L’arrestation des 49 militaires ivoiriens le 10 juillet à Bamako, neuf mois après l’évaporation des 56,5 millions dollars, est ainsi venue donner une seconde vie au dossier. Depuis, il hante les négociations en cours sur le sort des soldats. Il n’a toutefois jamais été évoqué frontalement par les deux parties. Il se glisse néanmoins dans les silences qui ponctuent les discussions et entre les lignes de l’accord
confidentiel transmis par Bamako fin octobre à Abidjan (AI du 02/11/22). Consulté par Africa Intelligence, le document de sept pages et de quatorze articles, intitulé
« Memorandum d’entente entre la République de Côte d’Ivoire et la République du Mali » donne le ton. Dès les premières lignes, il invite les deux Etats « à éviter toute
immixtion directe ou indirecte dans les affaires intérieures de l’autre ».
Quant à l’article 4, il stipule que « les deux parties s’interdisent tout appui politique, logistique, militaire et financier à toutes entités, personnes ou forces hostiles à l’une ou l’autre partie ». Un peu plus loin, l’article 12 insiste sur l’interdiction du « recours à des sanctions politiques, militaires, économiques et financières dans le cadre d’institutions régionales ». Un accord rejeté en bloc par Abidjan, qui n’a même pas souhaité effectuer le moindre amendement au texte.

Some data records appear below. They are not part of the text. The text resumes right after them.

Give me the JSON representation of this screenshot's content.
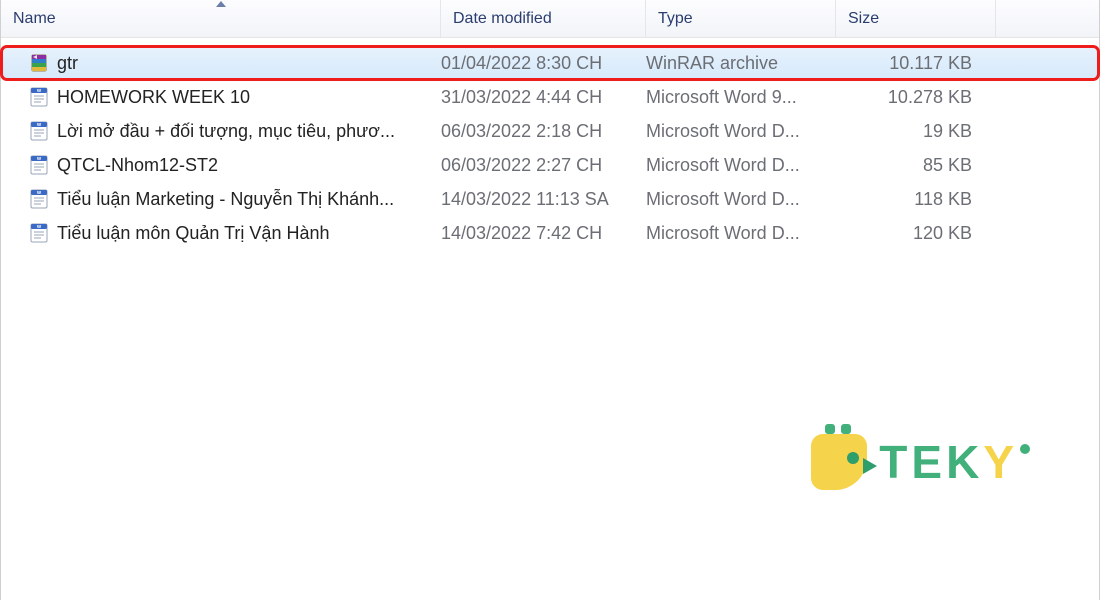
{
  "columns": {
    "name": "Name",
    "date": "Date modified",
    "type": "Type",
    "size": "Size"
  },
  "files": [
    {
      "icon": "rar",
      "name": "gtr",
      "date": "01/04/2022 8:30 CH",
      "type": "WinRAR archive",
      "size": "10.117 KB",
      "selected": true,
      "highlighted": true
    },
    {
      "icon": "word",
      "name": "HOMEWORK WEEK 10",
      "date": "31/03/2022 4:44 CH",
      "type": "Microsoft Word 9...",
      "size": "10.278 KB",
      "selected": false,
      "highlighted": false
    },
    {
      "icon": "word",
      "name": "Lời mở đầu + đối tượng, mục tiêu, phươ...",
      "date": "06/03/2022 2:18 CH",
      "type": "Microsoft Word D...",
      "size": "19 KB",
      "selected": false,
      "highlighted": false
    },
    {
      "icon": "word",
      "name": "QTCL-Nhom12-ST2",
      "date": "06/03/2022 2:27 CH",
      "type": "Microsoft Word D...",
      "size": "85 KB",
      "selected": false,
      "highlighted": false
    },
    {
      "icon": "word",
      "name": "Tiểu luận Marketing - Nguyễn Thị Khánh...",
      "date": "14/03/2022 11:13 SA",
      "type": "Microsoft Word D...",
      "size": "118 KB",
      "selected": false,
      "highlighted": false
    },
    {
      "icon": "word",
      "name": "Tiểu luận môn Quản Trị Vận Hành",
      "date": "14/03/2022 7:42 CH",
      "type": "Microsoft Word D...",
      "size": "120 KB",
      "selected": false,
      "highlighted": false
    }
  ],
  "watermark": {
    "text": "TEKY"
  }
}
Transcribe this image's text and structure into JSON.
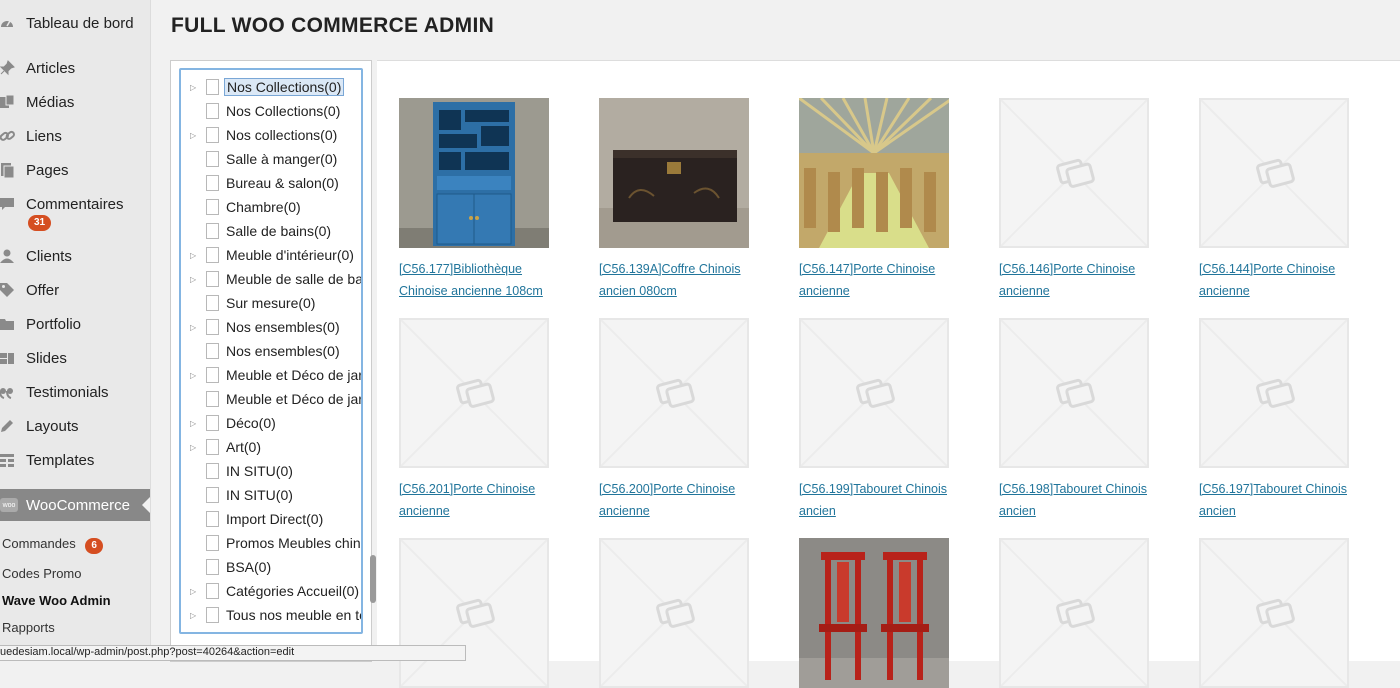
{
  "sidebar": {
    "items": [
      {
        "label": "Tableau de bord",
        "icon": "dashboard-icon"
      },
      {
        "label": "Articles",
        "icon": "pin-icon"
      },
      {
        "label": "Médias",
        "icon": "media-icon"
      },
      {
        "label": "Liens",
        "icon": "link-icon"
      },
      {
        "label": "Pages",
        "icon": "pages-icon"
      },
      {
        "label": "Commentaires",
        "icon": "comment-icon"
      },
      {
        "label": "Clients",
        "icon": "users-icon"
      },
      {
        "label": "Offer",
        "icon": "tag-icon"
      },
      {
        "label": "Portfolio",
        "icon": "folder-icon"
      },
      {
        "label": "Slides",
        "icon": "slides-icon"
      },
      {
        "label": "Testimonials",
        "icon": "quote-icon"
      },
      {
        "label": "Layouts",
        "icon": "pencil-icon"
      },
      {
        "label": "Templates",
        "icon": "grid-icon"
      }
    ],
    "comments_badge": "31",
    "woocommerce": {
      "label": "WooCommerce",
      "icon_text": "woo"
    },
    "submenu": [
      {
        "label": "Commandes",
        "badge": "6"
      },
      {
        "label": "Codes Promo"
      },
      {
        "label": "Wave Woo Admin"
      },
      {
        "label": "Rapports"
      }
    ]
  },
  "header": {
    "title": "FULL WOO COMMERCE ADMIN"
  },
  "tree": {
    "items": [
      {
        "label": "Nos Collections(0)",
        "expandable": true,
        "selected": true
      },
      {
        "label": "Nos Collections(0)",
        "expandable": false
      },
      {
        "label": "Nos collections(0)",
        "expandable": true
      },
      {
        "label": "Salle à manger(0)",
        "expandable": false
      },
      {
        "label": "Bureau & salon(0)",
        "expandable": false
      },
      {
        "label": "Chambre(0)",
        "expandable": false
      },
      {
        "label": "Salle de bains(0)",
        "expandable": false
      },
      {
        "label": "Meuble d'intérieur(0)",
        "expandable": true
      },
      {
        "label": "Meuble de salle de bai",
        "expandable": true
      },
      {
        "label": "Sur mesure(0)",
        "expandable": false
      },
      {
        "label": "Nos ensembles(0)",
        "expandable": true
      },
      {
        "label": "Nos ensembles(0)",
        "expandable": false
      },
      {
        "label": "Meuble et Déco de jar",
        "expandable": true
      },
      {
        "label": "Meuble et Déco de jar",
        "expandable": false
      },
      {
        "label": "Déco(0)",
        "expandable": true
      },
      {
        "label": "Art(0)",
        "expandable": true
      },
      {
        "label": "IN SITU(0)",
        "expandable": false
      },
      {
        "label": "IN SITU(0)",
        "expandable": false
      },
      {
        "label": "Import Direct(0)",
        "expandable": false
      },
      {
        "label": "Promos Meubles chino",
        "expandable": false
      },
      {
        "label": "BSA(0)",
        "expandable": false
      },
      {
        "label": "Catégories Accueil(0)",
        "expandable": true
      },
      {
        "label": "Tous nos meuble en te",
        "expandable": true
      }
    ]
  },
  "products": [
    {
      "line1": "[C56.177]Bibliothèque",
      "line2": "Chinoise ancienne 108cm",
      "image": "blue-cabinet"
    },
    {
      "line1": "[C56.139A]Coffre Chinois",
      "line2": "ancien 080cm",
      "image": "black-chest"
    },
    {
      "line1": "[C56.147]Porte Chinoise",
      "line2": "ancienne",
      "image": "warehouse"
    },
    {
      "line1": "[C56.146]Porte Chinoise",
      "line2": "ancienne",
      "image": "placeholder"
    },
    {
      "line1": "[C56.144]Porte Chinoise",
      "line2": "ancienne",
      "image": "placeholder"
    },
    {
      "line1": "[C56.201]Porte Chinoise",
      "line2": "ancienne",
      "image": "placeholder"
    },
    {
      "line1": "[C56.200]Porte Chinoise",
      "line2": "ancienne",
      "image": "placeholder"
    },
    {
      "line1": "[C56.199]Tabouret Chinois",
      "line2": "ancien",
      "image": "placeholder"
    },
    {
      "line1": "[C56.198]Tabouret Chinois",
      "line2": "ancien",
      "image": "placeholder"
    },
    {
      "line1": "[C56.197]Tabouret Chinois",
      "line2": "ancien",
      "image": "placeholder"
    },
    {
      "line1": "",
      "line2": "",
      "image": "placeholder"
    },
    {
      "line1": "",
      "line2": "",
      "image": "placeholder"
    },
    {
      "line1": "",
      "line2": "",
      "image": "red-chairs"
    },
    {
      "line1": "",
      "line2": "",
      "image": "placeholder"
    },
    {
      "line1": "",
      "line2": "",
      "image": "placeholder"
    }
  ],
  "status_bar": {
    "url": "uedesiam.local/wp-admin/post.php?post=40264&action=edit"
  },
  "colors": {
    "link": "#21759b",
    "badge": "#d54e21",
    "selection_border": "#84b5e2"
  }
}
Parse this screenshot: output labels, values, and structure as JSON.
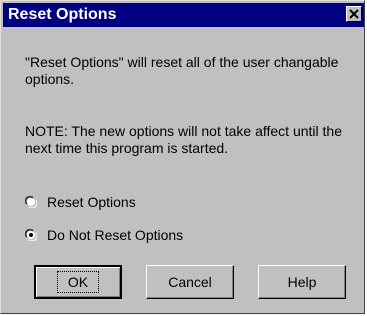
{
  "window": {
    "title": "Reset Options"
  },
  "body": {
    "message1": "\"Reset Options\" will reset all of the user changable options.",
    "message2": "NOTE: The new options will not take affect until the next time this program is started."
  },
  "options": {
    "reset": {
      "label": "Reset Options",
      "selected": false
    },
    "do_not_reset": {
      "label": "Do Not Reset Options",
      "selected": true
    }
  },
  "buttons": {
    "ok": "OK",
    "cancel": "Cancel",
    "help": "Help"
  },
  "colors": {
    "titlebar": "#000080",
    "dialog_face": "#c0c0c0"
  },
  "icons": {
    "close": "close-icon",
    "radio": "radio-icon"
  }
}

A Bamako et Abidjan, la paranoïa des chefs
La paranoïa qui hante les colonels maliens contamine aussi la présidence ivoirienne. Depuis le début du mois de septembre, les services ivoiriens
s’intéressent en effet aux liens présumés entre la junte malienne et l’opposant ivoirien en exil, Guillaume Soro. Abidjan s’inquiète de voir l’ancien chef rebelle
des Forces Nouvelles qui avait appelé en novembre 2020 l’armée à « agir » face à Alassane Ouattara à se restructurer depuis le Mali voisin. C’est ainsi que les flux financiers internationaux transitant vers Bamako sont scrutés avec minutie par les agents de renseignement ivoiriens, appuyés par leurs partenaires occidentaux. L’implication directe de Soro dans l’arrestation des 49 militaires ivoiriens n’est
étayée par aucun élément probant. Abidjan reste convaincu qu’il tente néanmoins de profiter de la situation en activant ses réseaux au sein de l’appareil sécuritaire malien. Le président ivoirien s’en est ouvert à plusieurs de ses interlocuteurs ces dernières semaines. Selon nos informations, Guillaume Soro n’a toutefois jamais été en contact direct
avec Assimi Goïta. Il s’est en revanche rapproché du puissant patron de la Sécurité d’Etat (SE) malienne, Modibo Koné. Le gradé est l’un des piliers du groupe des cinq colonels au pouvoir qui continuent de se réunir quasi quotidiennement à 19h précises au camp militaire de Kati. Fort de cet entregent, Soro a récemment formulé une offre de médiation entre Abidjan et Bamako. Ouattara l’a froidement
déclinée. La proposition a renforcé la conviction d’Abidjan quant à la volonté de Soro de s’immiscer dans le dossier.Dans ce poker menteur, l’affaire des 56,5 millions de dollars évaporés continue d’alimenter les crispations. Premier signe d’une éventuelle accalmie, les deux

pouvoirs se parlent désormais en toute discrétion à travers leurs ministres de la défense, Téné Birahima Ouattara, et le colonel Sadio Camara. Un nouveau canal
pour négocier sans intermédiaire afin de tenter de résoudre l’une des plus graves crises de l’histoire entre les deux pays.